It is now 2010. Is that "twenty-ten" or "two thousand ten"? Who decides? Unlike France, there is not an official organization to keep the purity of the language. Instead, we rely on usage, although the media has a lot to do with what ends up being used. Another way of putting it is that the development of the English language follows an evolutionary process--a process that could be called "spontaneous order." France relies on a government-endorsed process. When I was in Germany on sabbatical, VW ran ads in German magazines that used an English term. (I don't remember the term, unfortunately). When the ads were run in French magazines, the German company could not use the English term in the ads.
We seem to be becoming more like France in our approach to the economy. Johnson Controls will soon be starting a new facility to manufacture batteries for hybrid autos.

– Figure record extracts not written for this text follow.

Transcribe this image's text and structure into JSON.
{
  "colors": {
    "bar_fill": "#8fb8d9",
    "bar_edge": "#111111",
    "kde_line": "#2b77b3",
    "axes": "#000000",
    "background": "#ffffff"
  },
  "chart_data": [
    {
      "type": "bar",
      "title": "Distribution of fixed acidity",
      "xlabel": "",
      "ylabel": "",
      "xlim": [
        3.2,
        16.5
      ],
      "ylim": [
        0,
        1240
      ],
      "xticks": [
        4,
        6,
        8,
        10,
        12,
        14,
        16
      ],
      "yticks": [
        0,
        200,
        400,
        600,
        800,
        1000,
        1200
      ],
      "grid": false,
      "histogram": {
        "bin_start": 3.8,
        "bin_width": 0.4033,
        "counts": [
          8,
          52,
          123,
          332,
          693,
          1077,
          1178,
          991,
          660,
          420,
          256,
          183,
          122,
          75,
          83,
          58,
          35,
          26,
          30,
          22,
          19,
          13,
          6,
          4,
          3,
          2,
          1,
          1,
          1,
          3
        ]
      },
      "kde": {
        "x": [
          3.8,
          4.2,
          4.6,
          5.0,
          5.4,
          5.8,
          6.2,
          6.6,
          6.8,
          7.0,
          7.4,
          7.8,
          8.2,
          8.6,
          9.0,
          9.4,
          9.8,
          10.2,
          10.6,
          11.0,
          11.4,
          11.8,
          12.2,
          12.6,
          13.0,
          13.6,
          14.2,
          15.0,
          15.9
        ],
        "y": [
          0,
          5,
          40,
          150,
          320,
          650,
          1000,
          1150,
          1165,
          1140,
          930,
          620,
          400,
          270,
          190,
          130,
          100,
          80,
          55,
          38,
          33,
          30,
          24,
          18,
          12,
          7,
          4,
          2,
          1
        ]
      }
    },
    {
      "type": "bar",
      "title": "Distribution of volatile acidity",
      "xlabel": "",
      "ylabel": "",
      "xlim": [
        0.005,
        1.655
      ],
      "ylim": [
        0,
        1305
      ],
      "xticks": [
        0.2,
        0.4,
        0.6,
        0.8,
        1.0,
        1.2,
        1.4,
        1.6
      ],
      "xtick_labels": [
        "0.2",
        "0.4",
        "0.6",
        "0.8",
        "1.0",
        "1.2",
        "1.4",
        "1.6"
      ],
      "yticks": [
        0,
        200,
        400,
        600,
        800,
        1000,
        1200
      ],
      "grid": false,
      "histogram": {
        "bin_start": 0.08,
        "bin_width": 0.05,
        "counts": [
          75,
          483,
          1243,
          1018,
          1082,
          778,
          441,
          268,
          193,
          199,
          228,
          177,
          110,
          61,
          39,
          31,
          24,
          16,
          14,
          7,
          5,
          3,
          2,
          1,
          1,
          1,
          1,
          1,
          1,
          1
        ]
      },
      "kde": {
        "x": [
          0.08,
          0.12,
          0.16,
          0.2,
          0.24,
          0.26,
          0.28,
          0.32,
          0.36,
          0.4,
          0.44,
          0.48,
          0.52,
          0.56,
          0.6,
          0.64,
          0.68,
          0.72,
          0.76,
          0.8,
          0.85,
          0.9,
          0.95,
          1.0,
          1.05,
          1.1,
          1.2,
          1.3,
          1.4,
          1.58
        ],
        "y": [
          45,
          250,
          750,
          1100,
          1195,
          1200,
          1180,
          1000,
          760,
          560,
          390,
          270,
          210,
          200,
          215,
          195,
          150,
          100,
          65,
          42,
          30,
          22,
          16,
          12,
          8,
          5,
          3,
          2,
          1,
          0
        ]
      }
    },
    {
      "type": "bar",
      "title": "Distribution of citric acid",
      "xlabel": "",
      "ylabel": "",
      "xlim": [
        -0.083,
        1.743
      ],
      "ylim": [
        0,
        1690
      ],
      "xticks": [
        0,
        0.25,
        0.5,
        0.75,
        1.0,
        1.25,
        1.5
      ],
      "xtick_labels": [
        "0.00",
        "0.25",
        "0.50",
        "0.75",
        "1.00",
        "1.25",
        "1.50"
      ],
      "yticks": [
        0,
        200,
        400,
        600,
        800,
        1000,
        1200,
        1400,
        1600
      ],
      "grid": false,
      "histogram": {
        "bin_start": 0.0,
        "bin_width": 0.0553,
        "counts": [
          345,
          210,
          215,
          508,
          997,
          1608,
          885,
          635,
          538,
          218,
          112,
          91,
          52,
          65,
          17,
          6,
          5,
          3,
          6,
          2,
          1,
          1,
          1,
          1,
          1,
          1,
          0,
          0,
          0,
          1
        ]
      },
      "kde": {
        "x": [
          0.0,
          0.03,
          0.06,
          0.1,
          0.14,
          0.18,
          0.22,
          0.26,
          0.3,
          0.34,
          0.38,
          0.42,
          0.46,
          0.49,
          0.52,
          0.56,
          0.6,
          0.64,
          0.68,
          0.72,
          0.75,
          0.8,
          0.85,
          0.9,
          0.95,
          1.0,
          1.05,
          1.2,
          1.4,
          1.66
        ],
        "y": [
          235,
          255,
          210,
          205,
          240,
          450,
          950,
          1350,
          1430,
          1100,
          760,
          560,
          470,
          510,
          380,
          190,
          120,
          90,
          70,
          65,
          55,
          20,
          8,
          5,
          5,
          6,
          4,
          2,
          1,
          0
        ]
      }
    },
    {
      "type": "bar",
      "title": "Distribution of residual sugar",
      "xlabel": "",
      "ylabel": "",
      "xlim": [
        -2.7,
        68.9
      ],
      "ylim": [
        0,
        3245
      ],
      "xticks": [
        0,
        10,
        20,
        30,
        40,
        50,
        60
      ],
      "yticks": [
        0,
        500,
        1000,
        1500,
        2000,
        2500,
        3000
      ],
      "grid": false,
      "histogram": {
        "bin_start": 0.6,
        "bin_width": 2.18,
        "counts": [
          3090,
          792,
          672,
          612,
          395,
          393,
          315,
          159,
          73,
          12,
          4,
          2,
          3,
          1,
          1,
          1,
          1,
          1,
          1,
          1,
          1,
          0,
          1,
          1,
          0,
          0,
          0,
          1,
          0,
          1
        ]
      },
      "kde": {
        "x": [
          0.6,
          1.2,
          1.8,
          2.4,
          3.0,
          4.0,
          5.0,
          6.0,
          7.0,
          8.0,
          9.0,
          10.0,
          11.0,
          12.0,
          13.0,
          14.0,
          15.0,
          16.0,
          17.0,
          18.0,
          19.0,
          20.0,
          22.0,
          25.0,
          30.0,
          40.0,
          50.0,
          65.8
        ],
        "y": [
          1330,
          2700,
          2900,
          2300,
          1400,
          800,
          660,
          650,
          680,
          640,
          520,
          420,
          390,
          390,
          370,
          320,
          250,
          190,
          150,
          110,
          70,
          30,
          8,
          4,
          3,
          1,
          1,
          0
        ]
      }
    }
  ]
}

They are also getting subsidies from the government because the government thinks it knows the technology is promising and should be supported. This government-supported approach sometimes works and sometimes doesn't; although usually follows paths endorsed by politically-important constituencies of the party in power.
It is the increasing reliance of government leadership in the economy that makes me most nervous about the coming year and beyond. Hopefully, I will be wrong and a sustainable recovery will occur.
[I leave tomorrow for Atlanta and the American Economic Association meetings so probably will not post anything new until I return. Again--Happy New Year!]